As exemplified by the GA03 cruise track in the North Atlantic, the resolution provided by bGT reveals that the marine pelagic I and II clades tend to be dominant above and below ~100 m depth (~1% light level), respectively, and that this niche transition can be sharp, with the marine pelagic I clade dropping to a negligible component of the microbial community at this partitioning depth (Fig. 2; Supplementary Table 11). This relationship can be observed for the other three cruise tracks, station ALOHA (Hawaii Ocean Time-series), and hydrostation S (Bermuda Atlantic Time-series) with some localized variation, potentially due to surficial mixing and/or downwelling/upwelling events, where the marine pelagic II clade can be found at the surface and the marine pelagic I clade can be found at 250 m.
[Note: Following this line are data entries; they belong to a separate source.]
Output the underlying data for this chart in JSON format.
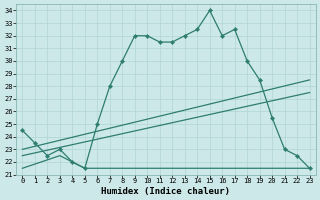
{
  "title": "",
  "xlabel": "Humidex (Indice chaleur)",
  "xlim": [
    -0.5,
    23.5
  ],
  "ylim": [
    21,
    34.5
  ],
  "yticks": [
    21,
    22,
    23,
    24,
    25,
    26,
    27,
    28,
    29,
    30,
    31,
    32,
    33,
    34
  ],
  "xticks": [
    0,
    1,
    2,
    3,
    4,
    5,
    6,
    7,
    8,
    9,
    10,
    11,
    12,
    13,
    14,
    15,
    16,
    17,
    18,
    19,
    20,
    21,
    22,
    23
  ],
  "bg_color": "#cde8e8",
  "line_color": "#2e7d70",
  "grid_color": "#b0d4d4",
  "line1_x": [
    0,
    1,
    2,
    3,
    4,
    5,
    6,
    7,
    8,
    9,
    10,
    11,
    12,
    13,
    14,
    15,
    16,
    17,
    18,
    19,
    20,
    21,
    22,
    23
  ],
  "line1_y": [
    24.5,
    23.5,
    22.5,
    23.0,
    22.0,
    21.5,
    25.0,
    28.0,
    30.0,
    32.0,
    32.0,
    31.5,
    31.5,
    32.0,
    32.5,
    34.0,
    32.0,
    32.5,
    30.0,
    28.5,
    25.5,
    23.0,
    22.5,
    21.5
  ],
  "line2_x": [
    0,
    23
  ],
  "line2_y": [
    23.0,
    28.5
  ],
  "line3_x": [
    0,
    23
  ],
  "line3_y": [
    22.5,
    27.5
  ],
  "line4_x": [
    0,
    3,
    4,
    5,
    6,
    7,
    8,
    9,
    10,
    11,
    12,
    13,
    14,
    15,
    16,
    17,
    18,
    19,
    23
  ],
  "line4_y": [
    21.5,
    22.5,
    22.0,
    21.5,
    21.5,
    21.5,
    21.5,
    21.5,
    21.5,
    21.5,
    21.5,
    21.5,
    21.5,
    21.5,
    21.5,
    21.5,
    21.5,
    21.5,
    21.5
  ],
  "font_family": "monospace",
  "tick_fontsize": 5,
  "xlabel_fontsize": 6.5
}
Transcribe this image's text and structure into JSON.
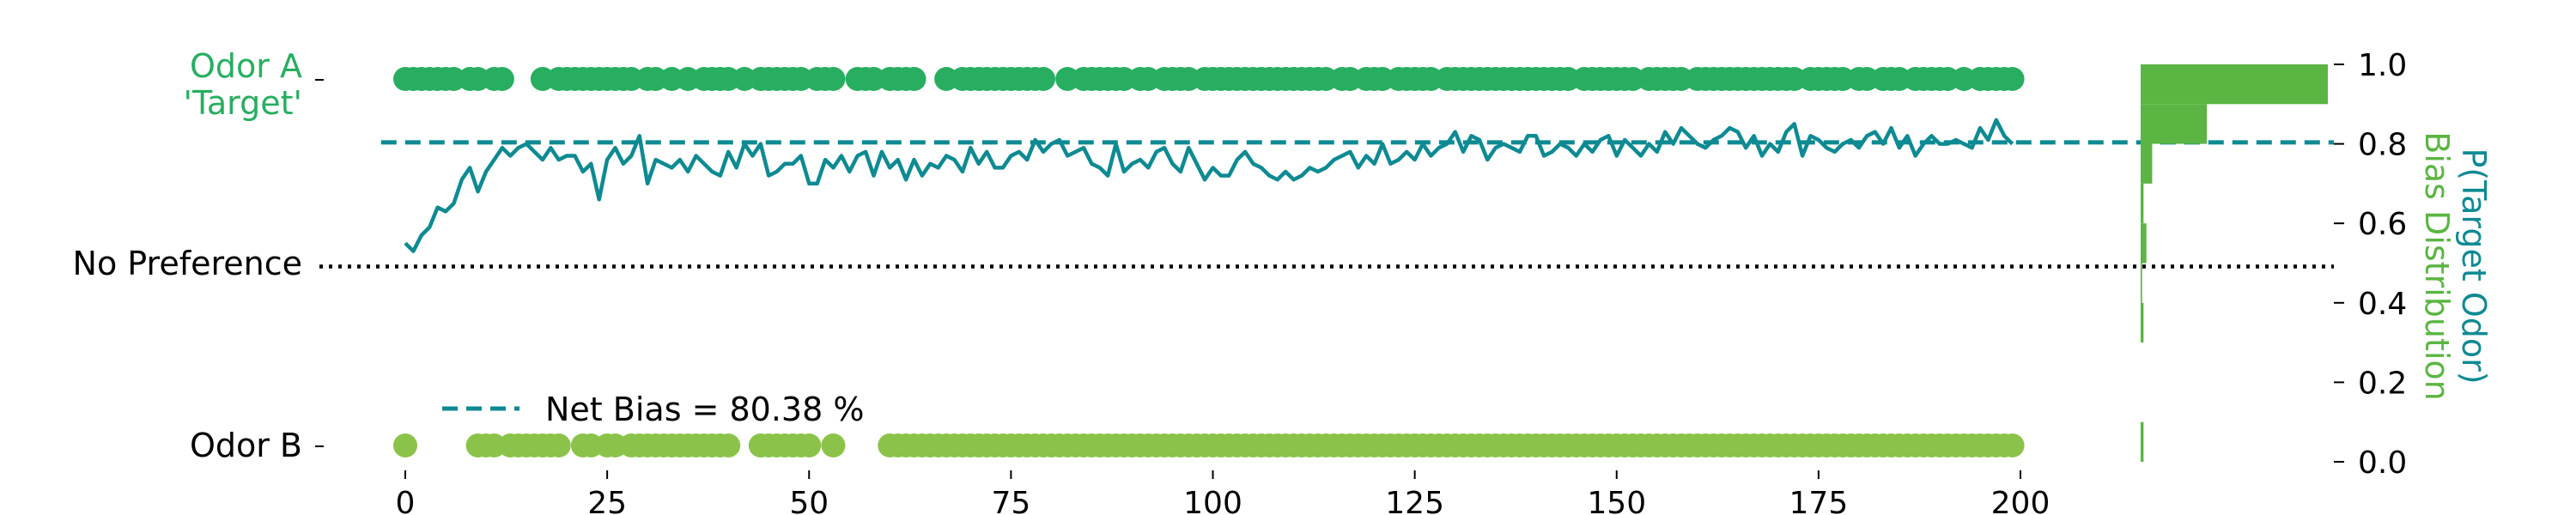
{
  "colors": {
    "odor_a": "#27ae60",
    "odor_b": "#8bc34a",
    "bias_line": "#0e8a92",
    "histogram": "#5bb543",
    "reference_line": "#000000"
  },
  "labels": {
    "odor_a_line1": "Odor A",
    "odor_a_line2": "'Target'",
    "no_preference": "No Preference",
    "odor_b": "Odor B",
    "right_axis_outer": "P(Target Odor)",
    "right_axis_inner": "Bias Distribution",
    "legend": "Net Bias = 80.38 %"
  },
  "chart_data": {
    "type": "line",
    "x_range": [
      0,
      199
    ],
    "xlim": [
      -3,
      200
    ],
    "ylim": [
      0,
      1
    ],
    "x_ticks": [
      0,
      25,
      50,
      75,
      100,
      125,
      150,
      175,
      200
    ],
    "y_ticks": [
      0.0,
      0.2,
      0.4,
      0.6,
      0.8,
      1.0
    ],
    "y_tick_labels": [
      "0.0",
      "0.2",
      "0.4",
      "0.6",
      "0.8",
      "1.0"
    ],
    "net_bias": 0.8038,
    "no_preference": 0.5,
    "odor_a_trials": [
      0,
      1,
      2,
      3,
      4,
      5,
      6,
      8,
      9,
      11,
      12,
      17,
      19,
      20,
      21,
      22,
      23,
      24,
      25,
      26,
      27,
      28,
      30,
      31,
      33,
      35,
      37,
      38,
      39,
      40,
      42,
      44,
      45,
      46,
      47,
      48,
      49,
      51,
      52,
      53,
      56,
      57,
      58,
      60,
      61,
      62,
      63,
      67,
      69,
      70,
      71,
      72,
      73,
      74,
      75,
      76,
      77,
      78,
      79,
      82,
      84,
      85,
      86,
      87,
      88,
      89,
      91,
      92,
      94,
      95,
      96,
      97,
      99,
      100,
      101,
      102,
      103,
      104,
      105,
      106,
      107,
      108,
      109,
      110,
      111,
      112,
      113,
      114,
      116,
      117,
      119,
      120,
      121,
      123,
      124,
      125,
      126,
      127,
      129,
      130,
      131,
      132,
      133,
      134,
      135,
      136,
      137,
      138,
      139,
      140,
      141,
      142,
      143,
      144,
      146,
      147,
      148,
      149,
      150,
      151,
      152,
      154,
      155,
      156,
      157,
      158,
      160,
      161,
      162,
      163,
      164,
      165,
      166,
      167,
      168,
      169,
      170,
      171,
      172,
      174,
      175,
      176,
      177,
      178,
      180,
      181,
      183,
      184,
      185,
      187,
      188,
      189,
      190,
      191,
      193,
      195,
      196,
      197,
      198,
      199
    ],
    "odor_b_trials": [
      0,
      9,
      10,
      11,
      13,
      14,
      15,
      16,
      17,
      18,
      19,
      22,
      23,
      25,
      26,
      28,
      29,
      30,
      31,
      32,
      33,
      34,
      35,
      36,
      37,
      38,
      39,
      40,
      44,
      45,
      46,
      47,
      48,
      49,
      50,
      53,
      60,
      61,
      62,
      63,
      64,
      65,
      66,
      67,
      68,
      69,
      70,
      71,
      72,
      73,
      74,
      75,
      76,
      77,
      78,
      79,
      80,
      81,
      82,
      83,
      84,
      85,
      86,
      87,
      88,
      89,
      90,
      91,
      92,
      93,
      94,
      95,
      96,
      97,
      98,
      99,
      100,
      101,
      102,
      103,
      104,
      105,
      106,
      107,
      108,
      109,
      110,
      111,
      112,
      113,
      114,
      115,
      116,
      117,
      118,
      119,
      120,
      121,
      122,
      123,
      124,
      125,
      126,
      127,
      128,
      129,
      130,
      131,
      132,
      133,
      134,
      135,
      136,
      137,
      138,
      139,
      140,
      141,
      142,
      143,
      144,
      145,
      146,
      147,
      148,
      149,
      150,
      151,
      152,
      153,
      154,
      155,
      156,
      157,
      158,
      159,
      160,
      161,
      162,
      163,
      164,
      165,
      166,
      167,
      168,
      169,
      170,
      171,
      172,
      173,
      174,
      175,
      176,
      177,
      178,
      179,
      180,
      181,
      182,
      183,
      184,
      185,
      186,
      187,
      188,
      189,
      190,
      191,
      192,
      193,
      194,
      195,
      196,
      197,
      198,
      199
    ],
    "bias_x_start": 0,
    "bias_values": [
      0.55,
      0.53,
      0.57,
      0.59,
      0.64,
      0.63,
      0.65,
      0.71,
      0.74,
      0.68,
      0.73,
      0.76,
      0.79,
      0.77,
      0.79,
      0.8,
      0.78,
      0.76,
      0.79,
      0.76,
      0.77,
      0.77,
      0.73,
      0.75,
      0.66,
      0.76,
      0.79,
      0.75,
      0.77,
      0.82,
      0.7,
      0.76,
      0.75,
      0.74,
      0.76,
      0.73,
      0.77,
      0.75,
      0.73,
      0.72,
      0.78,
      0.74,
      0.8,
      0.77,
      0.8,
      0.72,
      0.73,
      0.75,
      0.75,
      0.77,
      0.7,
      0.7,
      0.76,
      0.74,
      0.77,
      0.73,
      0.77,
      0.78,
      0.72,
      0.78,
      0.74,
      0.76,
      0.71,
      0.76,
      0.72,
      0.75,
      0.74,
      0.77,
      0.76,
      0.73,
      0.79,
      0.75,
      0.78,
      0.74,
      0.74,
      0.77,
      0.78,
      0.76,
      0.81,
      0.78,
      0.8,
      0.81,
      0.77,
      0.78,
      0.79,
      0.75,
      0.74,
      0.72,
      0.8,
      0.73,
      0.75,
      0.76,
      0.74,
      0.78,
      0.79,
      0.75,
      0.73,
      0.79,
      0.75,
      0.71,
      0.74,
      0.72,
      0.72,
      0.76,
      0.78,
      0.75,
      0.74,
      0.72,
      0.71,
      0.73,
      0.71,
      0.72,
      0.74,
      0.73,
      0.74,
      0.76,
      0.77,
      0.78,
      0.74,
      0.77,
      0.75,
      0.8,
      0.75,
      0.76,
      0.78,
      0.76,
      0.8,
      0.77,
      0.79,
      0.8,
      0.83,
      0.78,
      0.82,
      0.81,
      0.76,
      0.79,
      0.8,
      0.79,
      0.78,
      0.82,
      0.82,
      0.77,
      0.78,
      0.8,
      0.79,
      0.77,
      0.8,
      0.78,
      0.81,
      0.82,
      0.77,
      0.81,
      0.79,
      0.77,
      0.8,
      0.78,
      0.83,
      0.8,
      0.84,
      0.82,
      0.8,
      0.79,
      0.81,
      0.82,
      0.84,
      0.83,
      0.79,
      0.82,
      0.77,
      0.8,
      0.78,
      0.83,
      0.85,
      0.77,
      0.82,
      0.81,
      0.79,
      0.78,
      0.8,
      0.81,
      0.79,
      0.82,
      0.83,
      0.8,
      0.84,
      0.79,
      0.82,
      0.77,
      0.8,
      0.82,
      0.8,
      0.8,
      0.81,
      0.8,
      0.79,
      0.84,
      0.81,
      0.86,
      0.82,
      0.8
    ],
    "hist_bins": [
      {
        "y0": 0.0,
        "y1": 0.1,
        "count": 2
      },
      {
        "y0": 0.1,
        "y1": 0.2,
        "count": 0
      },
      {
        "y0": 0.2,
        "y1": 0.3,
        "count": 0
      },
      {
        "y0": 0.3,
        "y1": 0.4,
        "count": 2
      },
      {
        "y0": 0.4,
        "y1": 0.5,
        "count": 1
      },
      {
        "y0": 0.5,
        "y1": 0.6,
        "count": 4
      },
      {
        "y0": 0.6,
        "y1": 0.7,
        "count": 2
      },
      {
        "y0": 0.7,
        "y1": 0.8,
        "count": 8
      },
      {
        "y0": 0.8,
        "y1": 0.9,
        "count": 46
      },
      {
        "y0": 0.9,
        "y1": 1.0,
        "count": 130
      }
    ]
  }
}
However, for many of the sampling stations there remains a divide between the two clades at the ~1% light depth (Supplementary Figs. 2 and 3). Canonical correspondence analysis (CCA) of the GA03 environmental parameters support this niche transition as a majority of the marine pelagic II clade MAGs correlated with depth and depth-associated parameters (nutrients, temperature, etc.; Fig. 2c). Similar correlations between depth-associated parameters and the marine pelagic clades are observed for the other cruise tracks (Supplementary Fig. 4). As has been shown previously, deep euphotic zone blue-light proteorhodopsins are adapted to low light incidence and capture a limited amount of light at 75 m [68], the apparent depth partitioning linked to encoding proteorhodopsin likely reflects an evolutionary selective pressure against maintaining a light-responsive protein apparatus at depth and manifests as depth-specific niche boundaries between the two marine pelagic clades.

Fig. 2: Distribution of the Dadabacteria across the North Atlantic.
figure 2

a Ocean Data View plot of percent relative fraction for the Dadabacteria marine pelagic I clade along the GEOTRACES transect GA03. b Ocean Data View plot of percent relative fraction for the Dadabacteria marine pelagic II clade along the GEOTRACES transect GA03. c Canonical correspondence analysis of the nonredundant marine Dadabacteria MAGs. Vectors denote correlations with environmental parameters and have been modified for easier visualization: trioplot amp 1.5, scaling type 2. d Cruise track of GA03. Red circle denotes start of cruise track (0 km).

Conclusion

The Dadabacteria phylum is an understudied clade with a limited number of genomic representatives. The broad analysis of the four major clades represented among publicly available genomes reveals a broad range of heterotrophic organisms, putatively involved in the recycling of microbially derived DOM, such as peptidoglycan and phospholipids. The hydrothermal and organic carbon-associated clades appear to be facultative anaerobes capable of using alternative electron acceptors, while the marine pelagic clades appear to be obligate aerobes. The marine pelagic clades have genomic features indicating extensive genome streamlining evolutionary pressures that mirror their ecological distribution in oligotrophic environments. Genome streamlining theory is an important hypothesis for explaining the prevalence of small genomes among cosmopolitan microorganisms and the Dadabacteria represent a clear example of the theory in action. The two distinct marine pelagic clades are differentiated in metabolic potential by the presence of light-associated adaptations, such as proteorhodopsin, terpenes, and carotenoids, supporting an argument that marine pelagic I clade possess a photoheterotrophic lifestyle. These adaptations are reflected in the ecological distribution of these clades with depth-partitioned niches for marine pelagic I and II clades. The Dadabacteria have multiple transitions that are of interest for understanding evolutionary pressures and adaptations in different environments, including: terrestrial to marine transitions; high to moderate/low temperature transitions; and adaptations from organic rich to organic poor environments. Further studies and the expansion of available genomes for this clade may provide specific insights as to how these transitions occur and manifest in microbial genomes.